Vahap COŞKUN
Seçime gidilirken gözlerin çevrili olduğu Halkların Demokratik Partisi’nden (HDP) son günlerde cumhurbaşkanlığı adaylığı ile ilgili peş peşe açıklamalar geldi. Fitili evvela HDP’nin taşıyıcısı olduğu Emek ve Özgürlük İttifakı yaktı:
“Cumhurbaşkanlığı seçiminde kendi adayımızı belirleme sürecinde, ilkelerimize uygun, mutabakat ile belirlenmiş ortak aday seçeneğine daha yakın olduğumuzu ilan ediyoruz. Değişim isteyen ve topluma karşı sorumluluk duyan ve başta muhalefet olmak üzere bütün toplumsal güçleri de bu tarihi sorumluluğun gereği olarak hem cesur olmaya hem de açık ve şeffaf bir şekilde sorumluluklarını yerine getirmeye çağırıyoruz.”

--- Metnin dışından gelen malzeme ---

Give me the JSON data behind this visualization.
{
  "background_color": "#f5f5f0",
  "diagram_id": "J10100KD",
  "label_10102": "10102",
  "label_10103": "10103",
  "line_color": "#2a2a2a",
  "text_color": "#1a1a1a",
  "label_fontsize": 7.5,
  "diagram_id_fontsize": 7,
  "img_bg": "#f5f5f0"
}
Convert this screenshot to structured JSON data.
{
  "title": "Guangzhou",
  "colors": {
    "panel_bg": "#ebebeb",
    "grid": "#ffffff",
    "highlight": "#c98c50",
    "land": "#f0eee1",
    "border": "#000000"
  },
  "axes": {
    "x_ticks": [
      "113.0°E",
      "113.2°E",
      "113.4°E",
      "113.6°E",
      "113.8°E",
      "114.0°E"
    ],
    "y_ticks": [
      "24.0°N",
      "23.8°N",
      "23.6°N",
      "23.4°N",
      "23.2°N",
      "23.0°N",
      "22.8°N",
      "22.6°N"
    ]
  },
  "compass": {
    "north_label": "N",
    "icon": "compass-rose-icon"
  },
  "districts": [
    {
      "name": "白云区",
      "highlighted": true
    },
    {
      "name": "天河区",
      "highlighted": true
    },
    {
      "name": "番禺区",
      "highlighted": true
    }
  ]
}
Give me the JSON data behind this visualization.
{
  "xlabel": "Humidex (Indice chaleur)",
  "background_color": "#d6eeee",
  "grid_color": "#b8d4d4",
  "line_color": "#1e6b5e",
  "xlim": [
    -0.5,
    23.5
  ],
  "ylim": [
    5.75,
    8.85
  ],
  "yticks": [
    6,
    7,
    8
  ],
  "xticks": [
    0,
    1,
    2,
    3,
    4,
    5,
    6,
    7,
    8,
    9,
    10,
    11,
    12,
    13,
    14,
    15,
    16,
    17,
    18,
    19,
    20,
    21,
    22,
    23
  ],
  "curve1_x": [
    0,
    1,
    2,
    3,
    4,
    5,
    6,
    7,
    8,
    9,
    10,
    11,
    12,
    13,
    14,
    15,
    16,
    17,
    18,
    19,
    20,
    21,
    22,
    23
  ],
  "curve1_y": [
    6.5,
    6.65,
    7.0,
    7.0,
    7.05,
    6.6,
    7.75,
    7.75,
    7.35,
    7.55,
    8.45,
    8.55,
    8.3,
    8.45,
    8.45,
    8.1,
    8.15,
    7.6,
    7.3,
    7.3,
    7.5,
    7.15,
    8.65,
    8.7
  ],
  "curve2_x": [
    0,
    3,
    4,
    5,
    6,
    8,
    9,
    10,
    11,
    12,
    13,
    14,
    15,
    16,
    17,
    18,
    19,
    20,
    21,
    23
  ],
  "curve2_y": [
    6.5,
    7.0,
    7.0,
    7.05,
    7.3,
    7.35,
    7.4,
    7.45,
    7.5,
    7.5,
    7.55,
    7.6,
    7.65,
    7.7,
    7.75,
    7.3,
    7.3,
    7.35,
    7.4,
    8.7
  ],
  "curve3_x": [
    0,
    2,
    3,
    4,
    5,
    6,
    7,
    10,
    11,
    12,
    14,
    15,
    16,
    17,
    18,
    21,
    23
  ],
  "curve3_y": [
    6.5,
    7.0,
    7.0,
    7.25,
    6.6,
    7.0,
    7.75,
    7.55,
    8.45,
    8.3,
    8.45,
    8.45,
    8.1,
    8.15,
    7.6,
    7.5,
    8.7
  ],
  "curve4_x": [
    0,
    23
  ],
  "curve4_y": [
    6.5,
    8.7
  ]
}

“Ortak adaya yeşil ışık” olarak yorumlanan bu gelişme, muhalif çevrelerde memnuniyet yarattı. Ancak HDP’nin ne olursa olsun muhalefetin -Altılı Masa’nın- adayını destekleyeceği yönünde oluşan hava, HDP Eş Genel Başkanı Pervin Buldan’ın sözleriyle dağıldı:
“İlkesel yaklaşımlarımız elbette ki var. Bu ilkesel yaklaşımlarımızı zamanı geldiğinde oturup konuşabiliriz, zamanı geldiğinde müzakere edebiliriz, zamanı geldiğinde diyalog içinde olabiliriz. Ama HDP’nin şu anki kararı kendi adayıyla seçimlere gitmektir. HDP olarak en kısa zamanda kendi cumhurbaşkanı adayımızı Türkiye halklarıyla paylaşacağız.”
Buldan’ın ifadeleri, bu kez, muhalif camiada HDP’ye dönük bir öfke kabarmasına yol açtı. HDP’nin yeniden iktidarın kayığına bindiği, pişmiş aşa su katmanın olacak bir iş olmadığı, AK Parti’ye iktidar yolunu zaten Kürtlerin açtığı, Kürtlerin bu gel-gitleri yüzünden hayati bir önem taşıyan seçimlerin kaybedileceği vb akıl yürütmeler üzerinden HDP taşa tutuldu. Partinin Grup Başkanvekili Saruhan Oluç, Buldan’ın konuşmasına açıklık getirme ihtiyacı hissetti.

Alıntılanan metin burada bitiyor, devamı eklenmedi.